T W E L V E S T R I N G .

Aug 23, 2013 10:11



I had a difficult day. Having. Some unpleasant things happened, at work and at home. Dear friends of mine were bowed by catastrophe. I struggled with work; there's been a lot of struggling with work, lately. And yet I'm not sad, or angry, or disappointed. I'm only worn down, and I've a feeling that if I were struck by some sort of inspirational thingy - a call from a friend, a kiss from a stranger - I'd vault right back into action, forgetting my unfortunately stalwart belief in obstacles.

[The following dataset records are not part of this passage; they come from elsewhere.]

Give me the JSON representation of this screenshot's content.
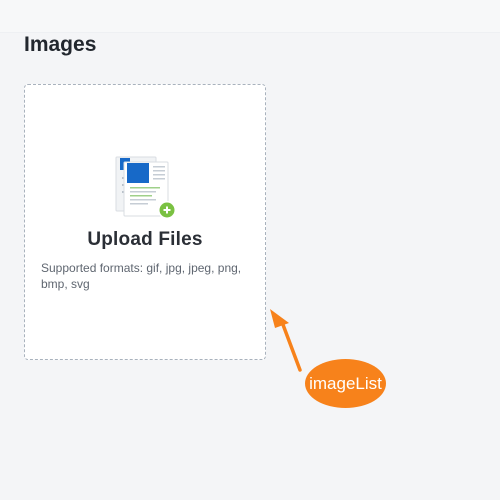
{
  "section": {
    "title": "Images"
  },
  "upload": {
    "icon": "upload-files-icon",
    "title": "Upload Files",
    "formats": "Supported formats: gif, jpg, jpeg, png, bmp, svg"
  },
  "annotation": {
    "label": "imageList",
    "color": "#f7821b"
  },
  "colors": {
    "accent_blue": "#1769c8",
    "add_badge_green": "#7ac142"
  }
}
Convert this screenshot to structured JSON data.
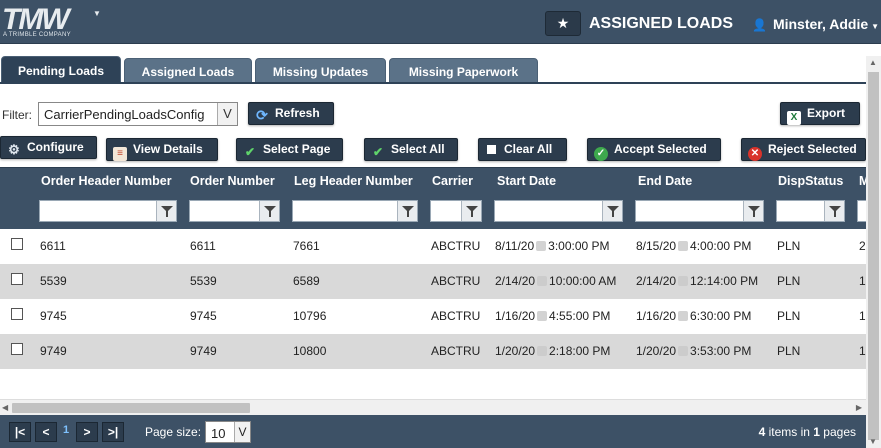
{
  "header": {
    "logo_text": "TMW",
    "logo_sub": "A TRIMBLE COMPANY",
    "page_title": "ASSIGNED LOADS",
    "user_name": "Minster, Addie"
  },
  "tabs": [
    {
      "label": "Pending Loads",
      "active": true
    },
    {
      "label": "Assigned Loads",
      "active": false
    },
    {
      "label": "Missing Updates",
      "active": false
    },
    {
      "label": "Missing Paperwork",
      "active": false
    }
  ],
  "toolbar": {
    "filter_label": "Filter:",
    "filter_value": "CarrierPendingLoadsConfig",
    "refresh_label": "Refresh",
    "export_label": "Export",
    "configure_label": "Configure",
    "view_details_label": "View Details",
    "select_page_label": "Select Page",
    "select_all_label": "Select All",
    "clear_all_label": "Clear All",
    "accept_selected_label": "Accept Selected",
    "reject_selected_label": "Reject Selected"
  },
  "grid": {
    "columns": [
      "Order Header Number",
      "Order Number",
      "Leg Header Number",
      "Carrier",
      "Start Date",
      "End Date",
      "DispStatus",
      "M"
    ],
    "rows": [
      {
        "ohn": "6611",
        "on": "6611",
        "lhn": "7661",
        "carrier": "ABCTRU",
        "start_a": "8/11/20",
        "start_b": "3:00:00 PM",
        "end_a": "8/15/20",
        "end_b": "4:00:00 PM",
        "status": "PLN",
        "m": "2"
      },
      {
        "ohn": "5539",
        "on": "5539",
        "lhn": "6589",
        "carrier": "ABCTRU",
        "start_a": "2/14/20",
        "start_b": "10:00:00 AM",
        "end_a": "2/14/20",
        "end_b": "12:14:00 PM",
        "status": "PLN",
        "m": "1"
      },
      {
        "ohn": "9745",
        "on": "9745",
        "lhn": "10796",
        "carrier": "ABCTRU",
        "start_a": "1/16/20",
        "start_b": "4:55:00 PM",
        "end_a": "1/16/20",
        "end_b": "6:30:00 PM",
        "status": "PLN",
        "m": "1"
      },
      {
        "ohn": "9749",
        "on": "9749",
        "lhn": "10800",
        "carrier": "ABCTRU",
        "start_a": "1/20/20",
        "start_b": "2:18:00 PM",
        "end_a": "1/20/20",
        "end_b": "3:53:00 PM",
        "status": "PLN",
        "m": "1"
      }
    ]
  },
  "pager": {
    "first": "|<",
    "prev": "<",
    "current_page": "1",
    "next": ">",
    "last": ">|",
    "page_size_label": "Page size:",
    "page_size": "10",
    "items_count": "4",
    "items_mid": " items in ",
    "pages_count": "1",
    "pages_suffix": " pages"
  }
}
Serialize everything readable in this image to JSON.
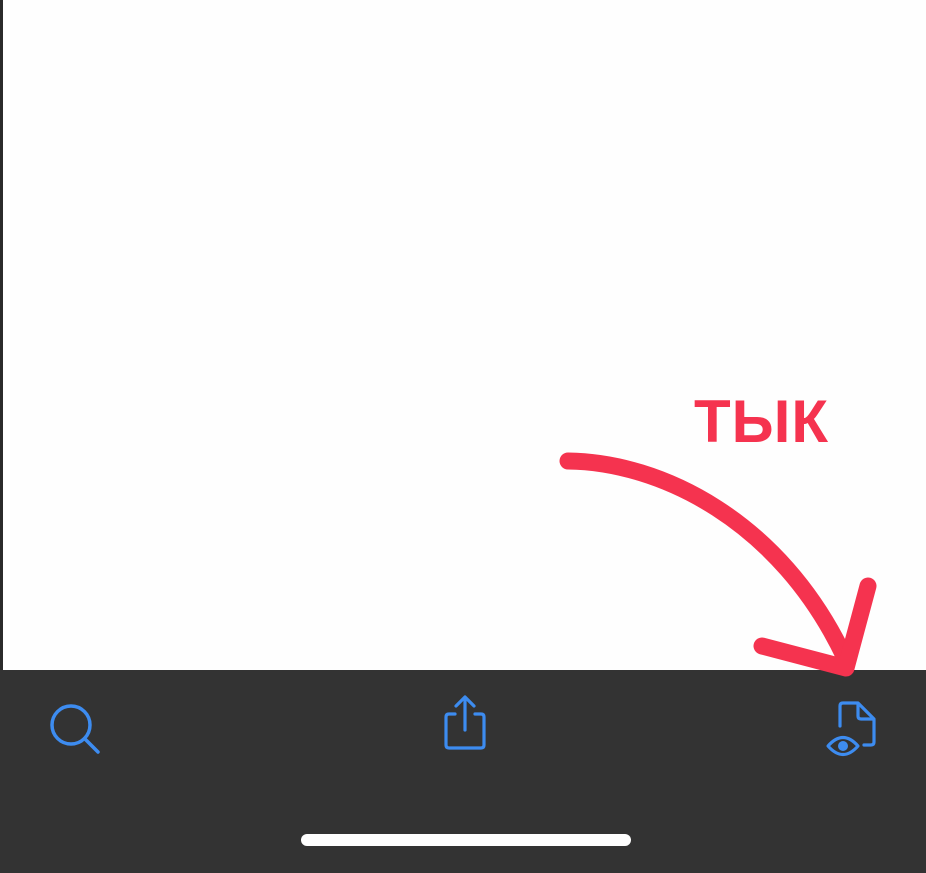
{
  "annotation": {
    "label": "ТЫК",
    "color": "#f5334f"
  },
  "toolbar": {
    "background": "#333333",
    "icon_color": "#3d8cf0",
    "buttons": [
      {
        "icon": "search-icon"
      },
      {
        "icon": "share-icon"
      },
      {
        "icon": "document-preview-icon"
      }
    ]
  }
}
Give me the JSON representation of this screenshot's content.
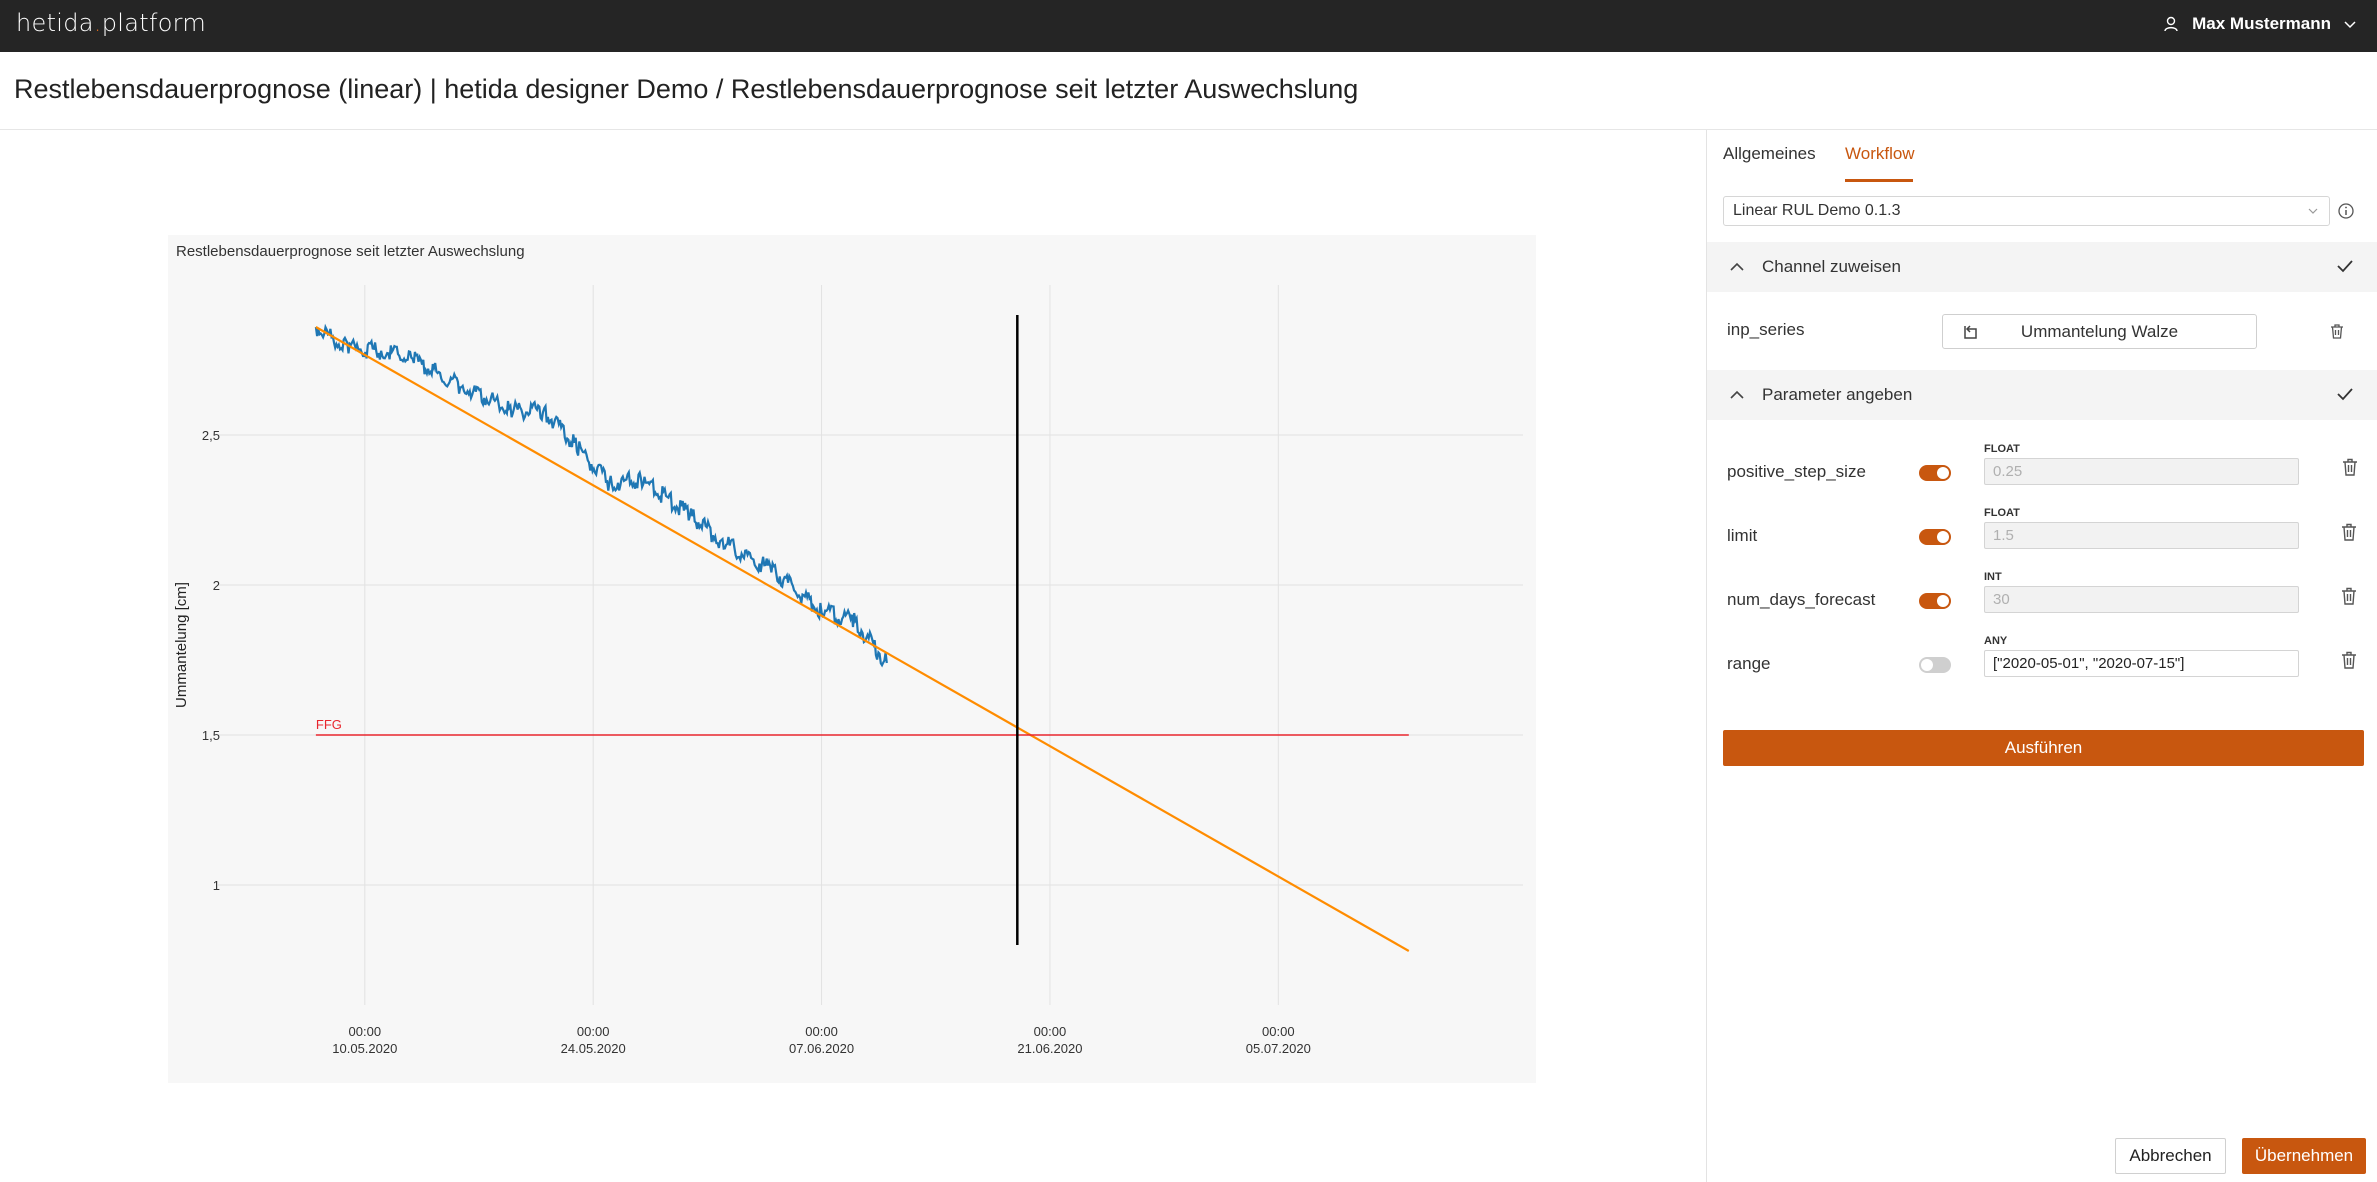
{
  "app": {
    "logo_left": "hetida",
    "logo_dot": ".",
    "logo_right": "platform",
    "user_name": "Max Mustermann",
    "user_icon": "user-icon"
  },
  "page": {
    "title": "Restlebensdauerprognose (linear) | hetida designer Demo / Restlebensdauerprognose seit letzter Auswechslung"
  },
  "chart_data": {
    "type": "line",
    "title": "Restlebensdauerprognose seit letzter Auswechslung",
    "ylabel": "Ummantelung [cm]",
    "xlabel": "",
    "ylim": [
      0.6,
      3.0
    ],
    "grid": true,
    "yticks": [
      {
        "value": 2.5,
        "label": "2,5"
      },
      {
        "value": 2.0,
        "label": "2"
      },
      {
        "value": 1.5,
        "label": "1,5"
      },
      {
        "value": 1.0,
        "label": "1"
      }
    ],
    "xticks": [
      {
        "date": "2020-05-10",
        "time": "00:00",
        "label": "10.05.2020"
      },
      {
        "date": "2020-05-24",
        "time": "00:00",
        "label": "24.05.2020"
      },
      {
        "date": "2020-06-07",
        "time": "00:00",
        "label": "07.06.2020"
      },
      {
        "date": "2020-06-21",
        "time": "00:00",
        "label": "21.06.2020"
      },
      {
        "date": "2020-07-05",
        "time": "00:00",
        "label": "05.07.2020"
      }
    ],
    "xlim": [
      "2020-05-01",
      "2020-07-20"
    ],
    "series": [
      {
        "color": "#1f77b4",
        "style": "noisy",
        "points": [
          {
            "x": "2020-05-07",
            "y": 2.86
          },
          {
            "x": "2020-05-09",
            "y": 2.79
          },
          {
            "x": "2020-05-11",
            "y": 2.78
          },
          {
            "x": "2020-05-13",
            "y": 2.75
          },
          {
            "x": "2020-05-16",
            "y": 2.66
          },
          {
            "x": "2020-05-19",
            "y": 2.58
          },
          {
            "x": "2020-05-21",
            "y": 2.58
          },
          {
            "x": "2020-05-23",
            "y": 2.46
          },
          {
            "x": "2020-05-25",
            "y": 2.34
          },
          {
            "x": "2020-05-27",
            "y": 2.35
          },
          {
            "x": "2020-05-30",
            "y": 2.23
          },
          {
            "x": "2020-06-01",
            "y": 2.14
          },
          {
            "x": "2020-06-04",
            "y": 2.05
          },
          {
            "x": "2020-06-07",
            "y": 1.91
          },
          {
            "x": "2020-06-09",
            "y": 1.88
          },
          {
            "x": "2020-06-11",
            "y": 1.74
          }
        ]
      },
      {
        "color": "#ff8c00",
        "style": "smooth",
        "points": [
          {
            "x": "2020-05-07",
            "y": 2.86
          },
          {
            "x": "2020-07-13",
            "y": 0.78
          }
        ]
      },
      {
        "name": "FFG",
        "color": "#e8262e",
        "style": "smooth",
        "points": [
          {
            "x": "2020-05-07",
            "y": 1.5
          },
          {
            "x": "2020-07-13",
            "y": 1.5
          }
        ]
      }
    ],
    "vertical_marker": {
      "x": "2020-06-19",
      "color": "#000000",
      "ylim": [
        0.8,
        2.9
      ]
    }
  },
  "panel": {
    "tabs": [
      "Allgemeines",
      "Workflow"
    ],
    "active_tab": "Workflow",
    "workflow_select": "Linear RUL Demo 0.1.3",
    "channel_section": "Channel zuweisen",
    "channel_input_label": "inp_series",
    "channel_value": "Ummantelung Walze",
    "param_section": "Parameter angeben",
    "params": [
      {
        "name": "positive_step_size",
        "type": "FLOAT",
        "value": "0.25",
        "enabled": true
      },
      {
        "name": "limit",
        "type": "FLOAT",
        "value": "1.5",
        "enabled": true
      },
      {
        "name": "num_days_forecast",
        "type": "INT",
        "value": "30",
        "enabled": true
      },
      {
        "name": "range",
        "type": "ANY",
        "value": "[\"2020-05-01\", \"2020-07-15\"]",
        "enabled": false
      }
    ],
    "run_button": "Ausführen",
    "cancel_button": "Abbrechen",
    "apply_button": "Übernehmen",
    "accent_color": "#c8570f"
  }
}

That's what different in me, these days. (I forget who it was who told me that she's always regarded "thesedays" as one word, and the temptation for me to deliver the phrase that way is a constant thing.) For some reason, I'm now able to see the mouth of the pit and to know if I'm on its safe side or on its business side. I'm out of it more often than I'm in it. And when I'm down, I can recognize it better than I once could. I know enough to dig myself out, and sometimes I even do.

I'm not sure if this LiveJournal flirtation has an expiration date or not. I've had the urge to say more than I can in your average Facebook update, but that doesn't mean I have more to say. I guess we'll find out.

By the way: That was last night's sunset. Life on Mars does have its perks.